George Jenne knew he wanted to kick off his new zine with “The Asshole Issue,” but he never dreamed that the contributors would take it quite so literally.

The first issue of Blount Force, a publication of the landmark Blount Street art gallery Lump, sports Jenne’s photo of a deformed Trump mask on its cover, and the president gets another nasty look inside, in Gil Kofman’s portrait, “Bullshit Trump.” Jenne’s essay on The Texas Chainsaw Massacre 2 morphs into a reminiscence about a friend’s asshole ex, while another page is simply a double-column list of jerks, from Alex Jones and Bill Clinton to “the medium handsome Italian man who can’t be bothered to pick up his own dog’s shit” and “chefs that require you to call them Chef.”

But otherwise, it’s pretty much cover-to-cover to anuses. There are drawings of them spouting ants and tails and universes by Conner Calhoun, Lump’s special projects coordinator, while Lump director April Childers contributes a fundament-focused painting called “Dirty Fucking Hippy.” There are stenciled maxims by the art-historical insult comics of Janks Archive (“A thousand English ships couldn’t pull your mustache hairs from my asshole”), and there’s Monica Axelrod’s pop-academic essay, “Somebody Point Me to the Best Ass Eater,” which—well, use your imagination. 

“If this is a Lump production, it needs to be inclusive,” Jenne says. “We encourage anyone to submit; it’s not curated and edited. When you do that, you have to go with the flow. I’ve got my idea of what ‘The Asshole Issue’ is, which was more about the people and politics of the day, but that’s not …” He trails off with a speechless laugh. 

Blount Force is one of the ways Lump is spending the programming grant it received from The Andy Warhol Foundation a couple of years ago. The enterprise might seem baffling, unmoored from any particular cultural frame, unless you’re familiar with both the anarchic, anatomical spirit of Lump and the pre-internet world of zines, little magazines people Xeroxed off as dispatches from their cultural microclimates. 

Many zines, like the Chapel Hill-based ones I used to write for circa 2000, were rooted in regional music scenes. But as many were about any kind of subculture you can imagine, and others were just random collections of weirdness and crudeness. The premiere issue of Blount Force is strongly in the last tradition, but with a cover charge ($5) and slick, glossy paper. Part art magazine and part profane purge, it’s like a bunch of nineties punk kids tried to make an issue of Juxtapoz

Jenne was encouraged to make his zine dream a reality by two former Lump directors, founder Bill Thelen—whose artfully coarse drawings in the first issue are aptly poised between zine doodles and wall art—and Kelly McChesney, who held Lump down for a year between Thelen’s two-decade tenure and Childers’s appointment. Once the Warhol money came in, Jenne says he “had to actually pony up.” He had never made a zine before, but the project draws on several elements of his background.

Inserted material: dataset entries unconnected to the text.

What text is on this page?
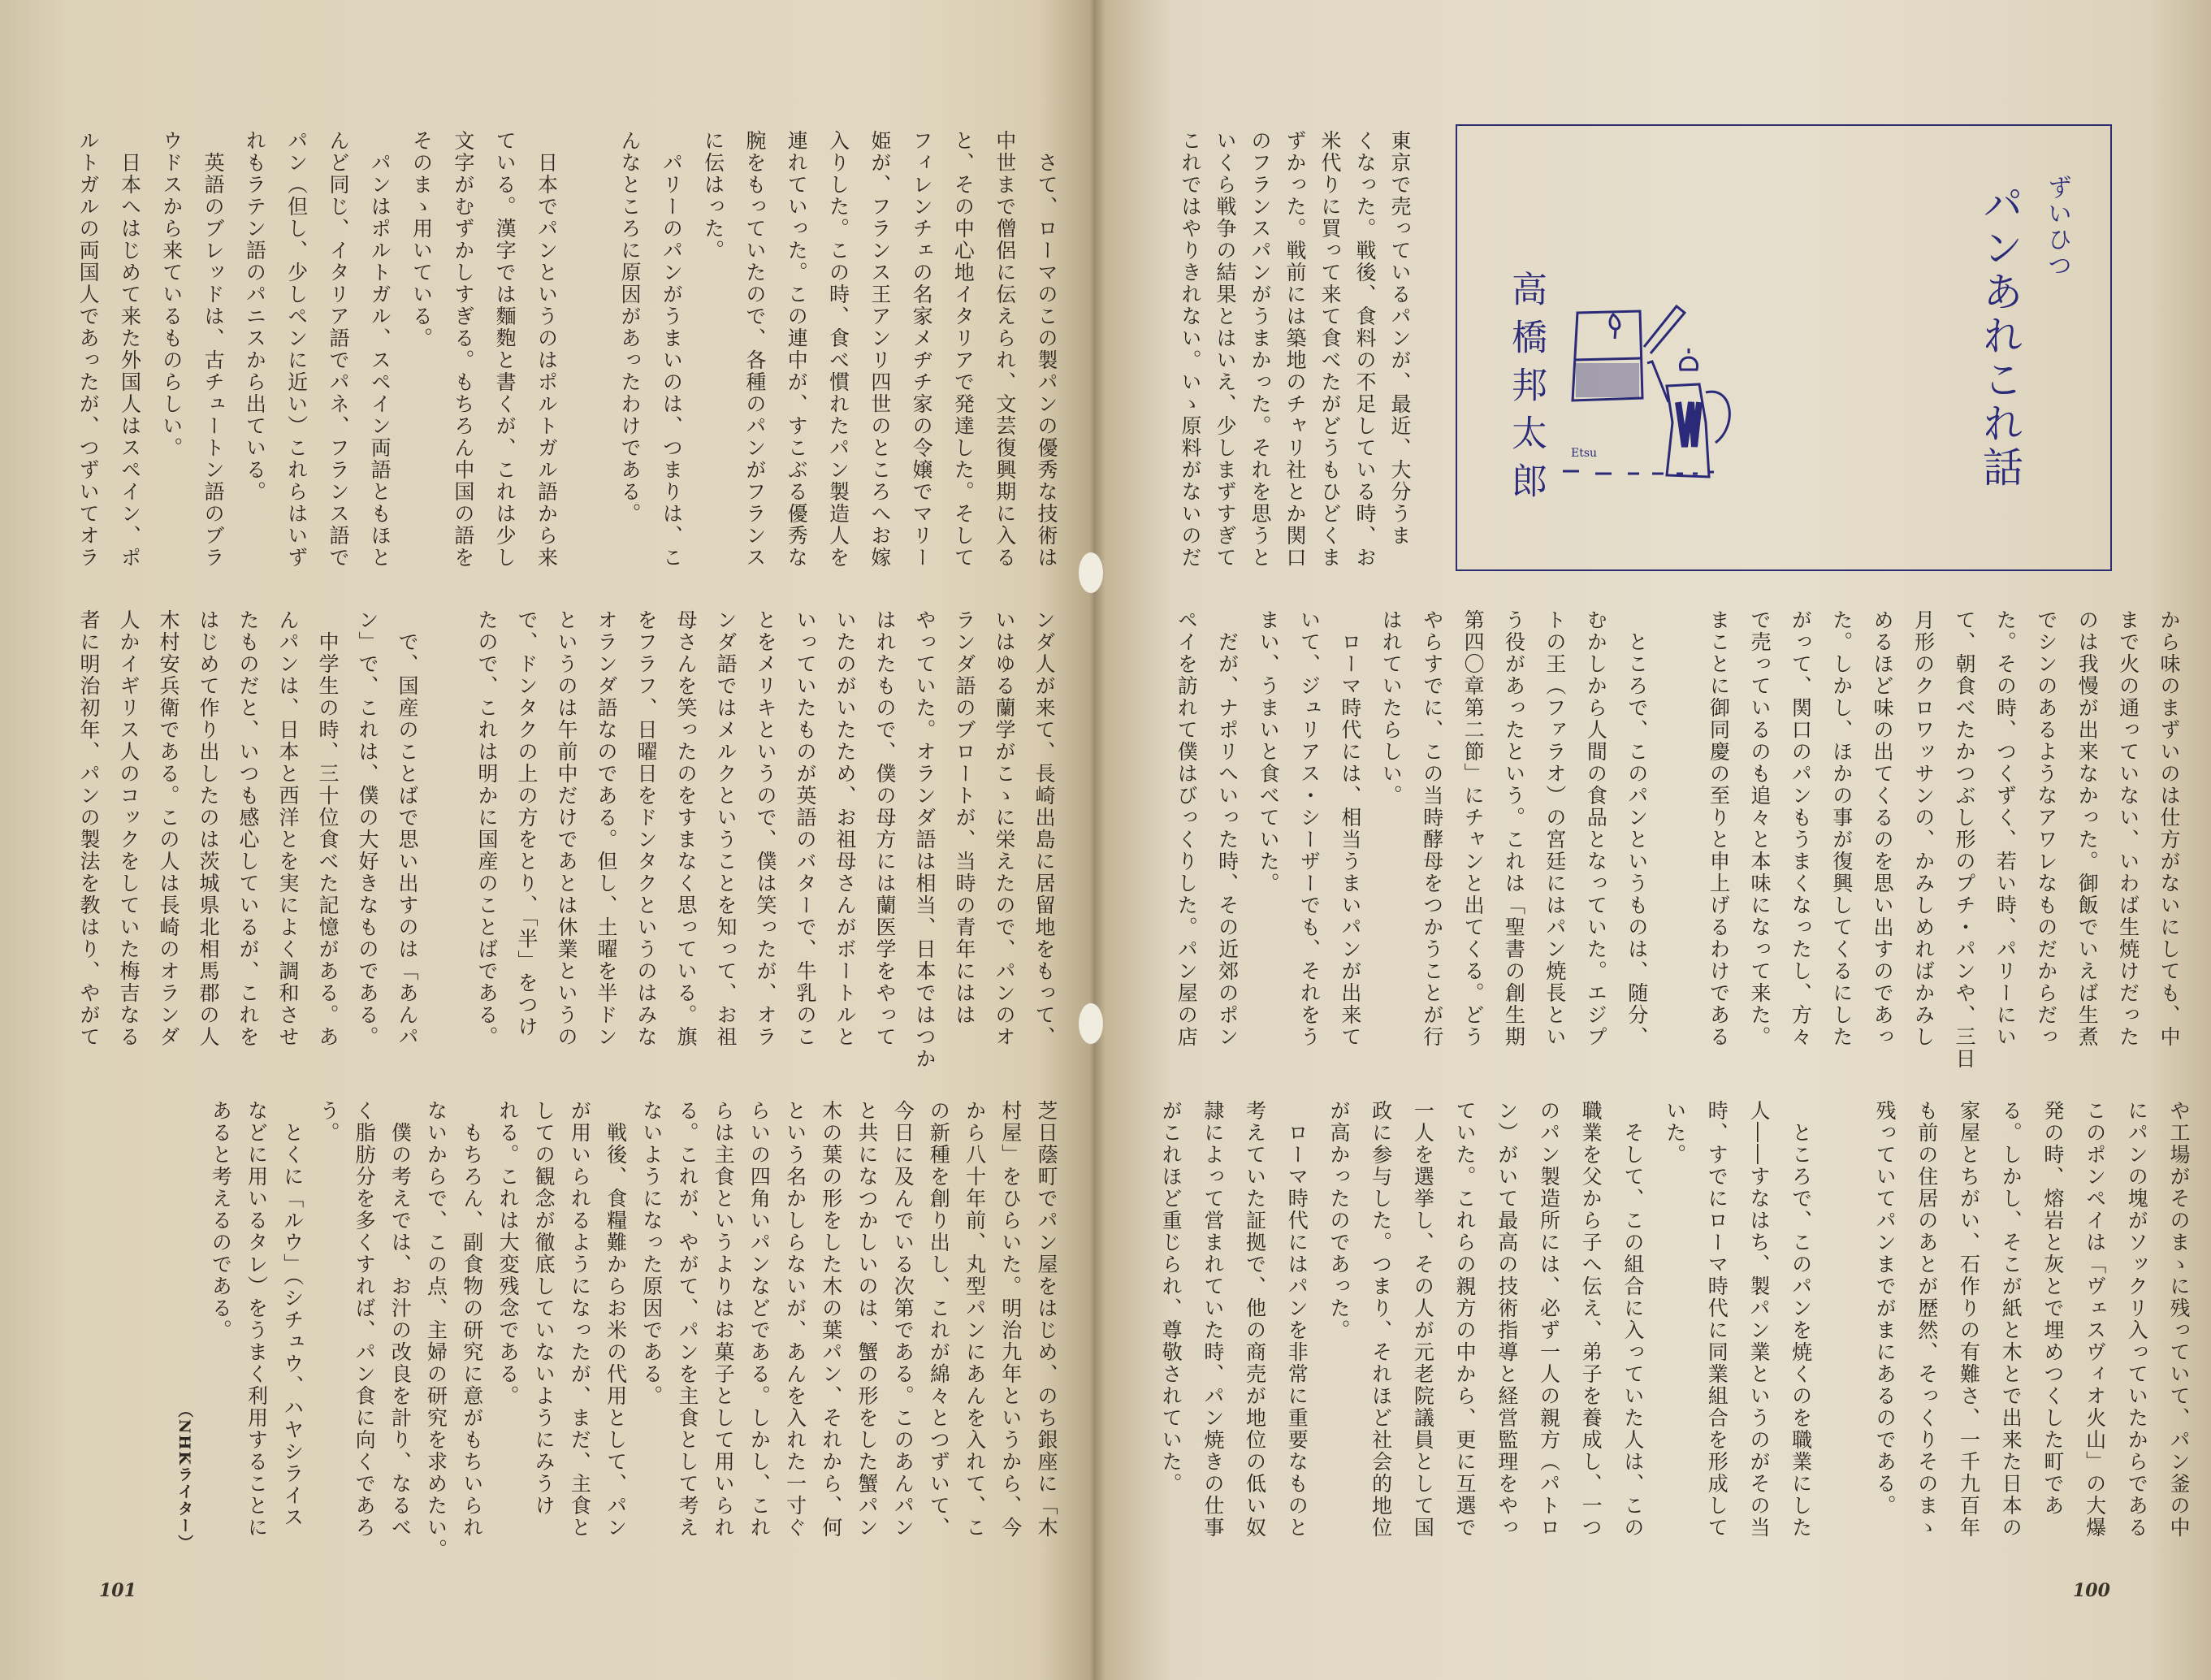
　さて、ローマのこの製パンの優秀な技術は
中世まで僧侶に伝えられ、文芸復興期に入る
と、その中心地イタリアで発達した。そして
フィレンチェの名家メヂチ家の令嬢でマリー
姫が、フランス王アンリ四世のところへお嫁
入りした。この時、食べ慣れたパン製造人を
連れていった。この連中が、すこぶる優秀な
腕をもっていたので、各種のパンがフランス
に伝はった。
　パリーのパンがうまいのは、つまりは、こ
んなところに原因があったわけである。

　日本でパンというのはポルトガル語から来
ている。漢字では麵麭と書くが、これは少し
文字がむずかしすぎる。もちろん中国の語を
そのまゝ用いている。
　パンはポルトガル、スペイン両語ともほと
んど同じ、イタリア語でパネ、フランス語で
パン（但し、少しペンに近い）これらはいず
れもラテン語のパニスから出ている。
　英語のブレッドは、古チュートン語のブラ
ウドスから来ているものらしい。
　日本へはじめて来た外国人はスペイン、ポ
ルトガルの両国人であったが、つずいてオラ
ンダ人が来て、長崎出島に居留地をもって、
いはゆる蘭学がこゝに栄えたので、パンのオ
ランダ語のブロートが、当時の青年にはは
やっていた。オランダ語は相当、日本ではつか
はれたもので、僕の母方には蘭医学をやって
いたのがいたため、お祖母さんがボートルと
いっていたものが英語のバターで、牛乳のこ
とをメリキというので、僕は笑ったが、オラ
ンダ語ではメルクということを知って、お祖
母さんを笑ったのをすまなく思っている。旗
をフラフ、日曜日をドンタクというのはみな
オランダ語なのである。但し、土曜を半ドン
というのは午前中だけであとは休業というの
で、ドンタクの上の方をとり、「半」をつけ
たので、これは明かに国産のことばである。

　で、国産のことばで思い出すのは「あんパ
ン」で、これは、僕の大好きなものである。
　中学生の時、三十位食べた記憶がある。あ
んパンは、日本と西洋とを実によく調和させ
たものだと、いつも感心しているが、これを
はじめて作り出したのは茨城県北相馬郡の人
木村安兵衛である。この人は長崎のオランダ
人かイギリス人のコックをしていた梅吉なる
者に明治初年、パンの製法を教はり、やがて
芝日蔭町でパン屋をはじめ、のち銀座に「木
村屋」をひらいた。明治九年というから、今
から八十年前、丸型パンにあんを入れて、こ
の新種を創り出し、これが綿々とつずいて、
今日に及んでいる次第である。このあんパン
と共になつかしいのは、蟹の形をした蟹パン
木の葉の形をした木の葉パン、それから、何
という名かしらないが、あんを入れた一寸ぐ
らいの四角いパンなどである。しかし、これ
らは主食というよりはお菓子として用いられ
る。これが、やがて、パンを主食として考え
ないようになった原因である。
　戦後、食糧難からお米の代用として、パン
が用いられるようになったが、まだ、主食と
しての観念が徹底していないようにみうけ
れる。これは大変残念である。
　もちろん、副食物の研究に意がもちいられ
ないからで、この点、主婦の研究を求めたい。
　僕の考えでは、お汁の改良を計り、なるべ
く脂肪分を多くすれば、パン食に向くであろ
う。
　とくに「ルウ」（シチュウ、ハヤシライス
などに用いるタレ）をうまく利用することに
あると考えるのである。
（NHKライター）
101
ずいひつ
パンあれこれ話
高橋邦太郎	Etsu
東京で売っているパンが、最近、大分うま
くなった。戦後、食料の不足している時、お
米代りに買って来て食べたがどうもひどくま
ずかった。戦前には築地のチャリ社とか関口
のフランスパンがうまかった。それを思うと
いくら戦争の結果とはいえ、少しまずすぎて
これではやりきれない。いゝ原料がないのだ
から味のまずいのは仕方がないにしても、中
まで火の通っていない、いわば生焼けだった
のは我慢が出来なかった。御飯でいえば生煮
でシンのあるようなアワレなものだからだっ
た。その時、つくずく、若い時、パリーにい
て、朝食べたかつぶし形のプチ・パンや、三日
月形のクロワッサンの、かみしめればかみし
めるほど味の出てくるのを思い出すのであっ
た。しかし、ほかの事が復興してくるにした
がって、関口のパンもうまくなったし、方々
で売っているのも追々と本味になって来た。
まことに御同慶の至りと申上げるわけである

　ところで、このパンというものは、随分、
むかしから人間の食品となっていた。エジプ
トの王（ファラオ）の宮廷にはパン焼長とい
う役があったという。これは「聖書の創生期
第四〇章第二節」にチャンと出てくる。どう
やらすでに、この当時酵母をつかうことが行
はれていたらしい。
　ローマ時代には、相当うまいパンが出来て
いて、ジュリアス・シーザーでも、それをう
まい、うまいと食べていた。
　だが、ナポリへいった時、その近郊のポン
ペイを訪れて僕はびっくりした。パン屋の店
や工場がそのまゝに残っていて、パン釜の中
にパンの塊がソックリ入っていたからである
このポンペイは「ヴェスヴィオ火山」の大爆
発の時、熔岩と灰とで埋めつくした町であ
る。しかし、そこが紙と木とで出来た日本の
家屋とちがい、石作りの有難さ、一千九百年
も前の住居のあとが歴然、そっくりそのまゝ
残っていてパンまでがまにあるのである。

　ところで、このパンを焼くのを職業にした
人――すなはち、製パン業というのがその当
時、すでにローマ時代に同業組合を形成して
いた。
　そして、この組合に入っていた人は、この
職業を父から子へ伝え、弟子を養成し、一つ
のパン製造所には、必ず一人の親方（パトロ
ン）がいて最高の技術指導と経営監理をやっ
ていた。これらの親方の中から、更に互選で
一人を選挙し、その人が元老院議員として国
政に参与した。つまり、それほど社会的地位
が高かったのであった。
　ローマ時代にはパンを非常に重要なものと
考えていた証拠で、他の商売が地位の低い奴
隷によって営まれていた時、パン焼きの仕事
がこれほど重じられ、尊敬されていた。
100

After studying filmmaking at Rhode Island School of Design in the nineties, Jenne spent some time making low-budget music videos in LA, then gave up film for a decade to work in more tactile mediums, such as sculpture. But he started making art videos again when technology made it easier and less costly (if you saw his postmodern Southern Gothic video, “Spooky Understands,” in the Nasher exhibit Southern Accent, you definitely remember it).   

One of Jenne’s key inspirations for Blount Force was Foodbox, a zine produced by his friends in one of the best nineties Chapel Hill bands you might not have heard of, Hellbender, whose members would go on to do all kinds of interesting stuff: Harrison Haynes became the drummer of Les Savy Fav and a noted North Carolina visual artist; Al Burian formed the band Milemarker and gained indie-press renown for his Burn Collector zine; Wells Tower became a nationally acclaimed fiction writer. 

“They would travel around and print this little zine at Kinkos,” Jenne says. “It was named after the little food crate they carried around in their tour van. I thought I could do something in the spirit of that, hilarious and irreverent, but with increased production value. Also, most people can’t afford to buy art off the wall, even at a gallery like Lump, where it’s pretty reasonable. But now, you can walk away with a piece for Lump for five bucks.”

You can pick up Blount Force at Lump or order it online. You can also submit story ideas for the next issue, which Jenne hopes to publish in September. In this experiment in community curation, the first issue doesn’t necessarily predict what’s to come. 

“The zine encapsulates the spirit of Lump,” Jenne says. “You go into Lump and you never know what to expect, and I would argue that it’s also a pretty irreverent gallery. Each issue, the concept can go many directions, and you get this weird mess of ideas inside.”

The next theme is “The Beyond,” which should be hard for anyone to take too literally but is also open to unpredictable possibilities. Jenne imagines it being about “all things conspiratorial and unexplained, alien-abduction nerd-out things like that.” But he’s been wrong before, and he knows that, really, it’s up to you.